Despite grand possibilities, the concept of the Smart City comes with its own challenges. The cost of new advanced technology, its reliability, and the space needed for this technology has put a slight damper on this Smart City-fantasy—or so you would think.
These are significant challenges, but researchers have discovered and continue to discover new ways to remedy all of these concerns. This technology does not have to be expensive, inconvenient or unreliable—and it’s not all new technology.
MIT students used technology that already existed, the sensors in E-ZPass transmitters, to create Caraoke, “a network system for delivering smart services using e-toll transponders,” according to the Caraoke: AN E-Toll Transponder Network for Smart Cities” research paper written by Omid Abari, Deepak Vasisht, Dina Katabi and Anantha Chandrakasan from MIT.
“Caraoke readers are small, low-cost and low-power, and hence can be easily deployed on street lamps to allow cities to deliver smart services [such as] smart parking, traffic monitoring and speed detection, all using one infrastructure,” said the research paper.
Caraoke can read information it senses and transmit it to other sources. If Caraoke detects a significant number of cars at an intersection, it can trigger the traffic light to change to keep the flow of traffic moving. This network system can gather information about specific cars as they drive past and can sense if a car has run a red light. The specific car can then be charged for the ticket automatically.
This network system revolutionizes the way people will see driving. Instead of having to get out coins for a parking meter, a car can park anywhere and the owner’s credit car will be charged. This could also be the future of fast food—a car could go through the drive-through and could be automatically charged for its purchase without anyone needing to take out a credit card.

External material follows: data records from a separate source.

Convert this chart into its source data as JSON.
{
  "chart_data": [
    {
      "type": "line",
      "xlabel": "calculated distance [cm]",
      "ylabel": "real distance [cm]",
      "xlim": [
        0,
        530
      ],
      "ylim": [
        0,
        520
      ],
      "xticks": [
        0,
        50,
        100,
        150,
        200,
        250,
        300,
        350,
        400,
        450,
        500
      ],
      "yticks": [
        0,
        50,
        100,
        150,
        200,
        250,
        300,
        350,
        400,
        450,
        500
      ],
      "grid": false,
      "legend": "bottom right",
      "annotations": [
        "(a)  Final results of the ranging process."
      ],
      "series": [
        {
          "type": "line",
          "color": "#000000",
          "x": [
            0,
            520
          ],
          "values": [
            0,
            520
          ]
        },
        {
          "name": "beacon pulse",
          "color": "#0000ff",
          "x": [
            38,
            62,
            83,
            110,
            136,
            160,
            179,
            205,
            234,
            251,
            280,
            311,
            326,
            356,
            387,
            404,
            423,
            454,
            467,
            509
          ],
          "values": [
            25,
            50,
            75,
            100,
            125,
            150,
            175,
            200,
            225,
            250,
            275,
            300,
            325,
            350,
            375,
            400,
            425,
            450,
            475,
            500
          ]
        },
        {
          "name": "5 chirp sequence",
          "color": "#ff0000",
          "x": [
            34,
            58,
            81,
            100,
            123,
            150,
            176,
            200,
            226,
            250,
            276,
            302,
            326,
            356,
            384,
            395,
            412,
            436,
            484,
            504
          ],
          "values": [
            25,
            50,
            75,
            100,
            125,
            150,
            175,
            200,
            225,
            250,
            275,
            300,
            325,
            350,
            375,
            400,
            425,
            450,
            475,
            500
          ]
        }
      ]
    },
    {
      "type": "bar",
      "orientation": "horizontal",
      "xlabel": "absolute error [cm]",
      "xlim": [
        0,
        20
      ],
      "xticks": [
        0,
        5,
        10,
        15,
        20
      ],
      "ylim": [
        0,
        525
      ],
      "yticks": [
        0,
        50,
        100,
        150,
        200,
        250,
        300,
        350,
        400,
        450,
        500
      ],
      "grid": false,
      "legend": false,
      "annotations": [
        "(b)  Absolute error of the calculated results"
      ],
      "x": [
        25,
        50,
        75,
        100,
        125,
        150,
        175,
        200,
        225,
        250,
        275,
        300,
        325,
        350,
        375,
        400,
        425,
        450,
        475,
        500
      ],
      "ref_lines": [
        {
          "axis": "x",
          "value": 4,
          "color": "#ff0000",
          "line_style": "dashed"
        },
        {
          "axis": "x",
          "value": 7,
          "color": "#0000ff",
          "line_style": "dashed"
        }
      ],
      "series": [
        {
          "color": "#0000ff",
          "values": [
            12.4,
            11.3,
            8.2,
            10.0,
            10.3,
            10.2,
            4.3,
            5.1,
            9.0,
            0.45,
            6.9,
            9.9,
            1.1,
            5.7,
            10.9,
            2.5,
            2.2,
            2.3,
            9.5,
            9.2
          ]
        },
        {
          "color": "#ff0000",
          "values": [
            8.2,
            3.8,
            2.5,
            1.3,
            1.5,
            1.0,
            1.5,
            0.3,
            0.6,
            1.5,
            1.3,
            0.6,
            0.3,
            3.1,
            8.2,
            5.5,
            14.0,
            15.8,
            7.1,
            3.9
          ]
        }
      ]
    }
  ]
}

This solar-powered network has the ability to isolate each car that passes through and can gather individual information about it. It has an LTE connection to the Internet, thanks to DAS and small cell technologies.
Imagine that trash cans on busy urban streets never overflow. That trash cans are emptied just before they reach capacity every time. Since trash cans would never be full, the amount of liter that falls to the ground will be minimized. This is what Bigbelly does. The company was founded in 2003 to transform the waste collection system, and is well established. This innovative waste management company has a prescience in over 50 countries in communities, on campuses and other organizations.
Bigbelly has several useful features, including: smart waste and recycling stations that communicate their status (how close they are to capacity); urban sensors that can gather data such as footfall and noise to pollution levels; the capability to extend the platform to offer a new network for First Responder use only; and can serve as a location-based beacon which can deliver local-based messages when needed. Bigbelly can also offer Wi-Fi in dense urban areas—where networks can get congested—by hosting small cell and other wireless equipment.
Enlightened, a provider of in-building lighting sensors, which increases efficiency at a lower cost, has created outdoor solutions too. Smart street lamps, from Enlightened and companies like it, act as indoor lights do. They dim when no one is around and go to full power when people are around. This energy-saving solution allows that saved energy to be stored and put to other uses.
As important as making sure indoor space is used efficiently and is comfortable for tenants, outdoor space can matter just as much. With this new technology, people may get to work faster, drive safer, and be in a healthier environment. Smart cities are happening now—and new innovations are on the horizon.